Hardwood forest ecosystems have been tremendously altered
by intentional management and inadvertent human influences
on ecosystem processes. Means for renewing hardwood forests
and maintaining them into the future will be developed through
study of old-growth forest remnants, second-growth forest
and managed stands. Major problems such as fragmentation,
fire suppression, increased browsing by deer, invasion by
exotic species, and potential climate change, threaten the
existence of these rare ecosystems and limit the potential
for their renewed regeneration and restoration.
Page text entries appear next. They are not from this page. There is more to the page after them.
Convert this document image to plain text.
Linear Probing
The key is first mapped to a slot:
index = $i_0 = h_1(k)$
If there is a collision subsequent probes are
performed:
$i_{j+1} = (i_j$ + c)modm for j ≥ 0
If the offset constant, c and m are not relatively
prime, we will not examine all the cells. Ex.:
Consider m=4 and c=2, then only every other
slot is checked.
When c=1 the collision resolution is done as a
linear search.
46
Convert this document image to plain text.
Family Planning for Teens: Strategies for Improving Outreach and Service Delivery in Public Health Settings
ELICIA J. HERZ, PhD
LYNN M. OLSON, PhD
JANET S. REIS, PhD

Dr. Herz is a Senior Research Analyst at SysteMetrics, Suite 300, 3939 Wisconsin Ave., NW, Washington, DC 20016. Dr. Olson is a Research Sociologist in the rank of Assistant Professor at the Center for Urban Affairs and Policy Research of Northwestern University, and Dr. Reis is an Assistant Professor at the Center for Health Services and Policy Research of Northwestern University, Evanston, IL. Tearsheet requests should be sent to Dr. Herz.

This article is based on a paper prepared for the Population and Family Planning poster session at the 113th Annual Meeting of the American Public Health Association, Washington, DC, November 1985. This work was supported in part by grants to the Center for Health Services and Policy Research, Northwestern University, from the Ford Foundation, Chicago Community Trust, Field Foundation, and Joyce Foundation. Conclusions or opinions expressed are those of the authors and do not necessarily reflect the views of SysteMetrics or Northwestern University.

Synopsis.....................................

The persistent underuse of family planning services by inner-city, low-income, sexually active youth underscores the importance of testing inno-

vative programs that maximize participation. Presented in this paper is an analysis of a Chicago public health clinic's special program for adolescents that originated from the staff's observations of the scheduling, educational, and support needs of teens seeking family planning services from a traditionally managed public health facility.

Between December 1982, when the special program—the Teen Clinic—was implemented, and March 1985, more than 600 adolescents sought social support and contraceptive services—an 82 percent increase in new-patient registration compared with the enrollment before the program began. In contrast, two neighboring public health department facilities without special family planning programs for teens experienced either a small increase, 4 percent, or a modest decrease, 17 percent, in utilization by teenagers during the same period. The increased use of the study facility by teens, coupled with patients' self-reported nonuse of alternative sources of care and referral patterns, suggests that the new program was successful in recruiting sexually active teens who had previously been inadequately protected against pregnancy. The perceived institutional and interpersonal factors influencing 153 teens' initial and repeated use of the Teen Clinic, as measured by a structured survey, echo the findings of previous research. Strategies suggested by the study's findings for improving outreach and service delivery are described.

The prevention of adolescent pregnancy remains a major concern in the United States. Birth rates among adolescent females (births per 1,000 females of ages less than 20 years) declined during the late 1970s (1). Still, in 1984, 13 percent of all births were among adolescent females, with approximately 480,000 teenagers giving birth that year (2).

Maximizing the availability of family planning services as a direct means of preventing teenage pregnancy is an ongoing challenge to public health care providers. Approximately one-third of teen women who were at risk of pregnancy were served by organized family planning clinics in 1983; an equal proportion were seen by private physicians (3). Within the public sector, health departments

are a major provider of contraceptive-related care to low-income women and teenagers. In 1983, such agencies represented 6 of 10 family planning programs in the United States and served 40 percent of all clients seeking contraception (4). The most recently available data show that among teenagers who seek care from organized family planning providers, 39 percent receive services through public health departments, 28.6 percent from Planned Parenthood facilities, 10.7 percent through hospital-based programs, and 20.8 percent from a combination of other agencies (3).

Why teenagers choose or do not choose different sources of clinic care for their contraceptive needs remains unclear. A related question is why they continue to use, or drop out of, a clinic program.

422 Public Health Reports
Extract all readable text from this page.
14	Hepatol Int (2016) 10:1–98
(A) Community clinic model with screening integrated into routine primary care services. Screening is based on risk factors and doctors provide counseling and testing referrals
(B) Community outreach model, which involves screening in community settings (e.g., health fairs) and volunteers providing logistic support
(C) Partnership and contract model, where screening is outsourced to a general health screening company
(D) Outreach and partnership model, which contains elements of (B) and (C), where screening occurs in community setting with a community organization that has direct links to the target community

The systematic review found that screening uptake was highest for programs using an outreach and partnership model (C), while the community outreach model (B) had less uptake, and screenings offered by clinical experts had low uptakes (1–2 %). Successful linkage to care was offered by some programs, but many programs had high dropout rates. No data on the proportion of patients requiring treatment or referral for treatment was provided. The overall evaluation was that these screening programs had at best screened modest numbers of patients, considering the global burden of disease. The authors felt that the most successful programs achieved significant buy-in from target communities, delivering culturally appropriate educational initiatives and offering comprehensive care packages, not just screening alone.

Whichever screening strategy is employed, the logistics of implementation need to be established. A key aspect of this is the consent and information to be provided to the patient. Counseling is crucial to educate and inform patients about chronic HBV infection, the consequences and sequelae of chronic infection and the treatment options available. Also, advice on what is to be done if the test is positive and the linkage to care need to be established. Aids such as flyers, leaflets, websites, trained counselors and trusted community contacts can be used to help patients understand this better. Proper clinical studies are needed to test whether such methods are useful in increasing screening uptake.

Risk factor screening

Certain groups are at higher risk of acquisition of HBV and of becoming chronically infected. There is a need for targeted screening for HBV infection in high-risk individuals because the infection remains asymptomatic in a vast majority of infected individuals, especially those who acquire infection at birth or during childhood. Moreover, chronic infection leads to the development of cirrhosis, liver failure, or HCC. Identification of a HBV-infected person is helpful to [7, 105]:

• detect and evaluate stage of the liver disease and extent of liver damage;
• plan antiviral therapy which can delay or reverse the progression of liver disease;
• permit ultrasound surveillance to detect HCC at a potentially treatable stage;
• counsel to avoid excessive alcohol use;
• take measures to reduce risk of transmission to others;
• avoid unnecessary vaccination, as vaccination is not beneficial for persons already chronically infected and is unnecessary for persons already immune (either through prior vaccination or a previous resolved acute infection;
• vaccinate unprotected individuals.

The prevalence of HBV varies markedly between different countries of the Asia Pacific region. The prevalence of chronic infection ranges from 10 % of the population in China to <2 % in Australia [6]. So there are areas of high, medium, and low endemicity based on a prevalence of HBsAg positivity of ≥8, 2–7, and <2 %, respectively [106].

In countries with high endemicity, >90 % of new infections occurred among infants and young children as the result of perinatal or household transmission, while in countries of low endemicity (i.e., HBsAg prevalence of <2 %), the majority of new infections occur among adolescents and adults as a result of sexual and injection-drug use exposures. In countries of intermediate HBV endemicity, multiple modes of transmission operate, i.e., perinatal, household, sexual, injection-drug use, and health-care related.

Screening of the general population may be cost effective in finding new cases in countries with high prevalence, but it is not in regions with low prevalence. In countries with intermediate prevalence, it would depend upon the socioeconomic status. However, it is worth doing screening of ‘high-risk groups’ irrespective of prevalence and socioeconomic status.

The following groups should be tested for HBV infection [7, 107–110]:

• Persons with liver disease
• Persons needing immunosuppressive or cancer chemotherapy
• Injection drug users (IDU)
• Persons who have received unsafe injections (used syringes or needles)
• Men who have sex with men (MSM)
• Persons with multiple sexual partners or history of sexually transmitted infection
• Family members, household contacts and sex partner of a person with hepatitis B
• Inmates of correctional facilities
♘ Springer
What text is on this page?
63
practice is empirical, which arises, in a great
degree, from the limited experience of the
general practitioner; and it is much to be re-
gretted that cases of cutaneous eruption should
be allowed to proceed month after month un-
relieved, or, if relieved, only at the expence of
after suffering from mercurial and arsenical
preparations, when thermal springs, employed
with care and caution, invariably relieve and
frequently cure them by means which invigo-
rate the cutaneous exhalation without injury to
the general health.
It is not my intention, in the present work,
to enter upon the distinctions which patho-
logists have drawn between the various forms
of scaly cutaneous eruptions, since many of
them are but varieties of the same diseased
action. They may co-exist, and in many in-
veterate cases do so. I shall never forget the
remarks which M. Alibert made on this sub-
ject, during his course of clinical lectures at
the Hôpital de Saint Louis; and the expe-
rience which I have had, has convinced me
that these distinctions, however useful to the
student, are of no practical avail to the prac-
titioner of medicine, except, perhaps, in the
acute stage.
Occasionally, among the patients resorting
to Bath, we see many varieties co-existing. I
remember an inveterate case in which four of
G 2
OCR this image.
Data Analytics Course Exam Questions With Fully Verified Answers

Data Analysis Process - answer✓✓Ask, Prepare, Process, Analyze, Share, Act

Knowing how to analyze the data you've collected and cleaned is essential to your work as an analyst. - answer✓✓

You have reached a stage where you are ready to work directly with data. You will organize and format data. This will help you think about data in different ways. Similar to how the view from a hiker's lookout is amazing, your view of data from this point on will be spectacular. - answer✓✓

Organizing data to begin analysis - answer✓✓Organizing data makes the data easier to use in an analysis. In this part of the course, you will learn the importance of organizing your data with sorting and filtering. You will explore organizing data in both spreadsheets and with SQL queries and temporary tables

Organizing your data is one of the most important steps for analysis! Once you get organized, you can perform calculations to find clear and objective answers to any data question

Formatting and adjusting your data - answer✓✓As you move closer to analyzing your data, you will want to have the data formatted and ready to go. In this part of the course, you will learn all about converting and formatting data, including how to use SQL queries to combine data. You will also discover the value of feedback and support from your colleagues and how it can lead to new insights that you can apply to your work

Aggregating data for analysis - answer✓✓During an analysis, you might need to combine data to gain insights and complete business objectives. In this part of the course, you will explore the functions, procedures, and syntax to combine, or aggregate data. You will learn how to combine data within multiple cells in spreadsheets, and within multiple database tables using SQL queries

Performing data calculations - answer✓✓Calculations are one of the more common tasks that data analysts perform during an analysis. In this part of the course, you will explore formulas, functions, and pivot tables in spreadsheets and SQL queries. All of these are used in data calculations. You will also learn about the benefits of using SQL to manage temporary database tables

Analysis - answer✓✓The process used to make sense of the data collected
Faculty
and student research at CFHE is designed to solve major
problems related to conservation and/or restoration of hardwood
forests, while at the same time advancing our basic understanding
of ecosystem function and its relationship to the maintenance
of biological diversity.
Provide educational opportunities
for the best students who are interested in research or
management careers in natural resources.
Graduate Research Assistants are funded by the center and
carry out most of the research under the supervision of
senior researchers on the faculty at the U of MN. Numerous
undergraduate students also benefit from part time work
as field and lab assistants, which provides them with both
income and experience that cannot be gained in the classroom.
Bring the University of MN
national and international recognition as a center of excellence
in forest ecology.
Forest ecology is now emerging as an important science just
as other fields like chemistry and physics did during the
early 20th Century. The University of Minnesota has the
ability to create a premiere program in forest ecology.